It looks like one of those in the central nervous system, but it's not clear what it's doing in the heart: we have no idea what role the newly discovered cell in the heart plays
In a sense, the human body still remains a mystery. There are still many things to discover and many elements whose workings are not understood. And the human body is, inevitably, one of the subjects on which scientific research focuses the most. And it's thanks to scientific research that we now know that there are cells in the heart that we've never seen before - and whose purpose we don't know.
What we know about this new cell
The study, published in the scientific journal PLOS BIOLOGY, talks about a cell similar to the glial cells that make up the nervous system. In particular, they are cells whose purpose is to nourish neurons, isolate nerve tissue and protect them from foreign bodies in the vessel of wounds. Only recently have we discovered that they transmit electrical signals, although scientists are still not sure how. They are usually found in the brain and spinal cord.

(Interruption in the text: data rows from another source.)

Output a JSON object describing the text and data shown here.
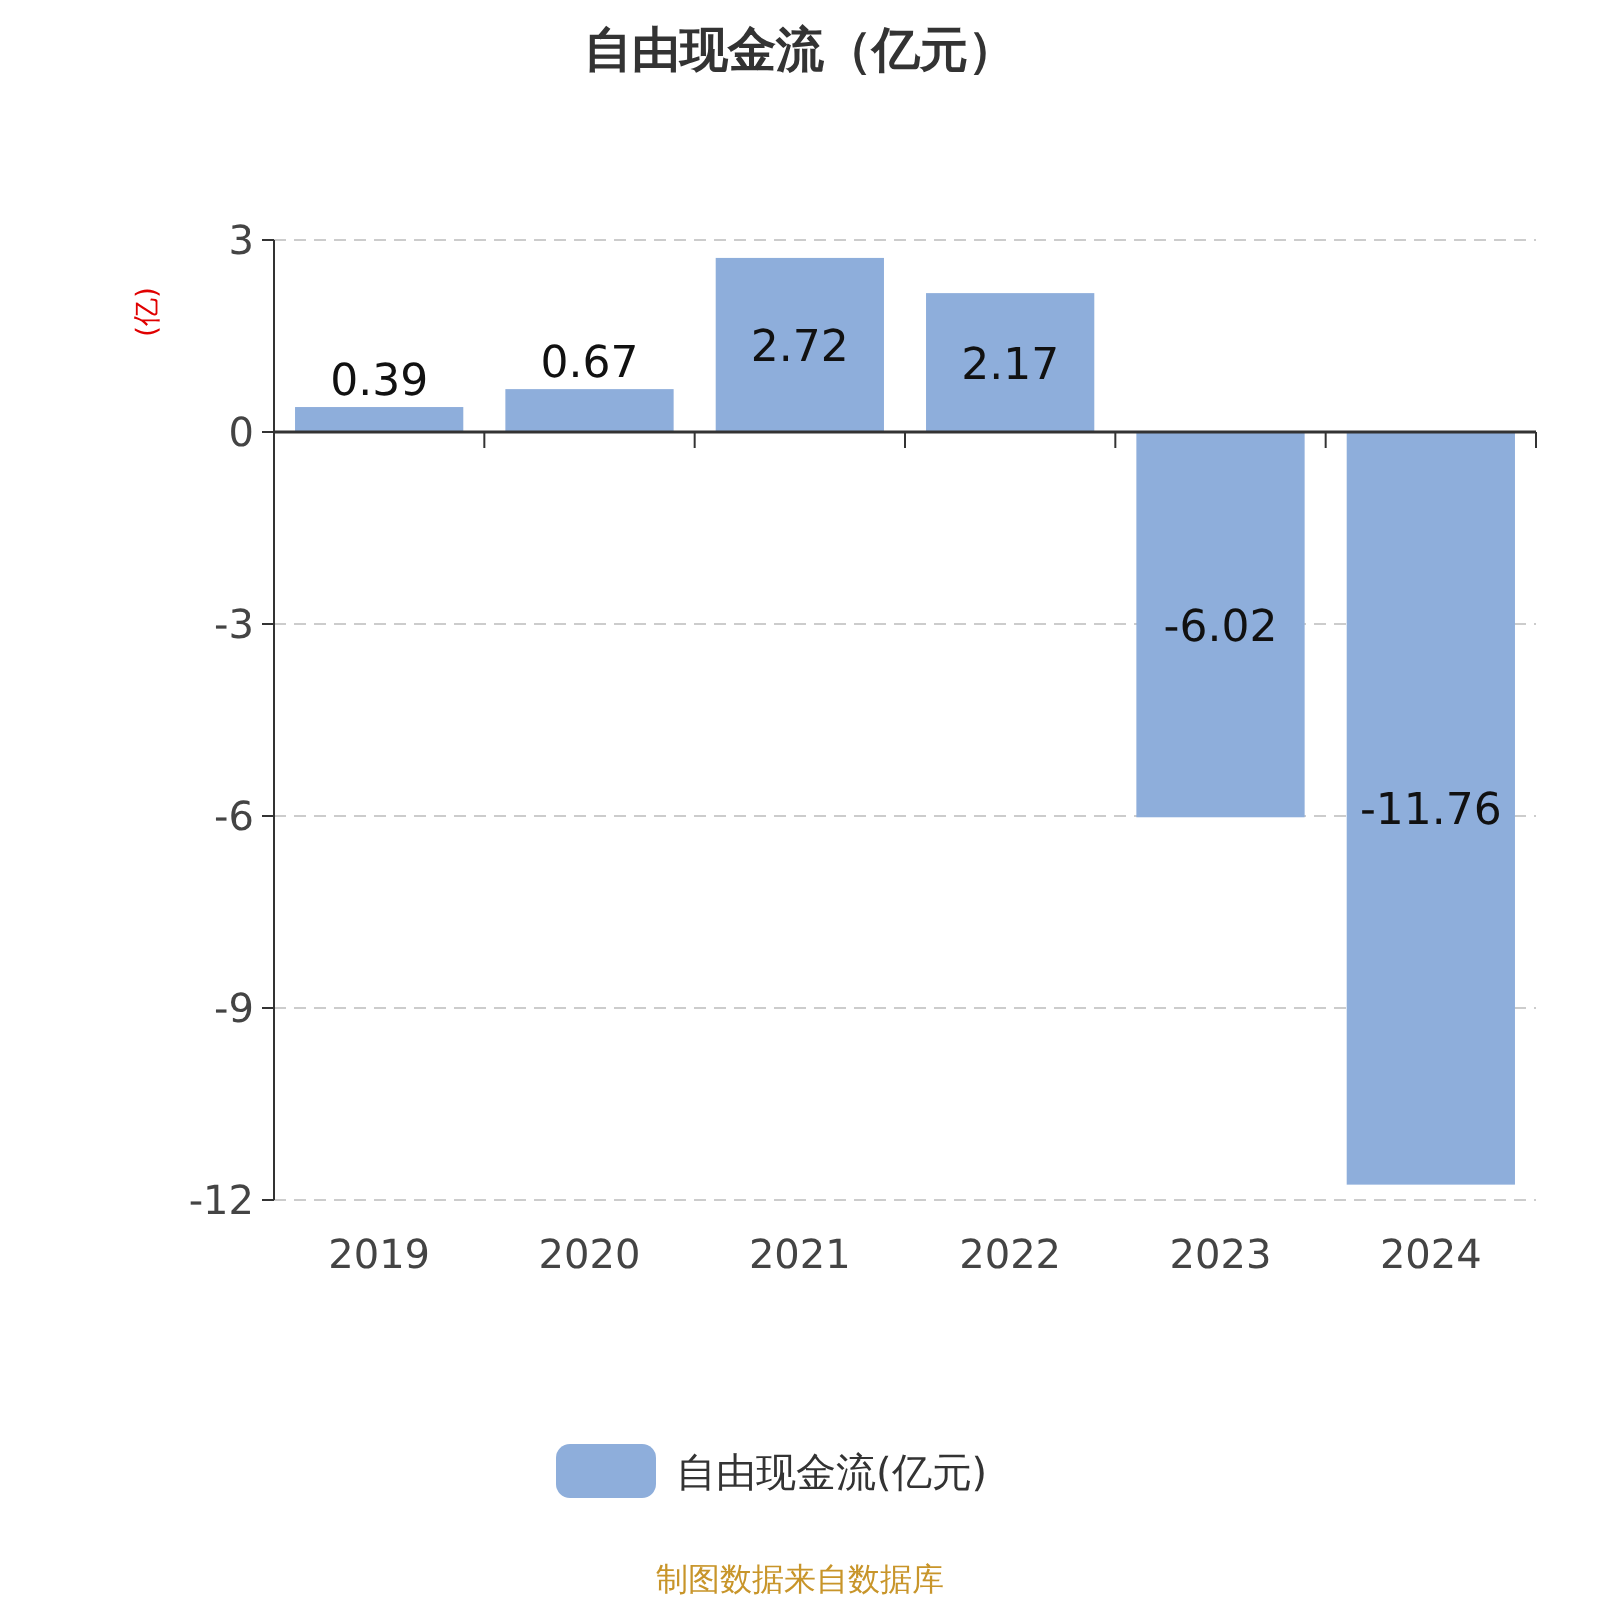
{
  "chart_data": {
    "type": "bar",
    "title": "自由现金流（亿元）",
    "ylabel": "(亿)",
    "categories": [
      "2019",
      "2020",
      "2021",
      "2022",
      "2023",
      "2024"
    ],
    "series": [
      {
        "name": "自由现金流(亿元)",
        "color": "#8eaedb",
        "values": [
          0.39,
          0.67,
          2.72,
          2.17,
          -6.02,
          -11.76
        ]
      }
    ],
    "ylim": [
      -12,
      3
    ],
    "yticks": [
      3,
      0,
      -3,
      -6,
      -9,
      -12
    ],
    "grid": "y",
    "legend": "bottom",
    "data_labels": true,
    "annotations": [
      "制图数据来自数据库"
    ]
  }
}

The new cell in our heart looks like a glial cell, but it's not exactly the same. It forms a kind of network around the heart. It looks specifically like an astrocyte, a star-shaped glial cell that plays an important role in building and maintaining neural networks in the spine and especially in the brain, which is full of astrocytes. But until now, they were thought to "live" only there.
There are many things that elude scientists about glial cells in general and astrocytes in particular, but one question above all has left them in doubt for years: why are they found only in the brain and spinal cord? Why not in the peripheral nervous system? So that's where scientists set out to look for glial cells.
First they looked in zebrafish, which are becoming the research world's new favorite lab rats. And they found cells that looked like astrocytes in the heart of this fish. The same cells were found in the hearts of mice and then humans: this isn't the first discovery that, starting with an animal's nervous system, could have important consequences for humans as well.
Why this new cell might be important
Formed before birth by the same group of cells that later end up "building" our faces and smooth muscles, these cells expand through the heart from its outflow tracts.
Downflow tracts are elements of the human heart that are defective in 30 percent of congenital heart disease cases, and in studying these cases, scientist Nina Kikel-Coury noticed an increase in heart rate when the flow of glial cells was interrupted. In addition, when these cells are deprived of a particular gene, the heartbeat becomes irregular.
According to Cody Smith, co-author of the study, this new cell could be the key to understanding heart disease and perhaps, at some point in the future, approaching it in a new way.
The newly acquired knowledge could bring one more piece to the heart disease puzzle, because it could explain how glial cells regulate the heart. Technology could help with that, too. But we still don't know enough to advance hypotheses.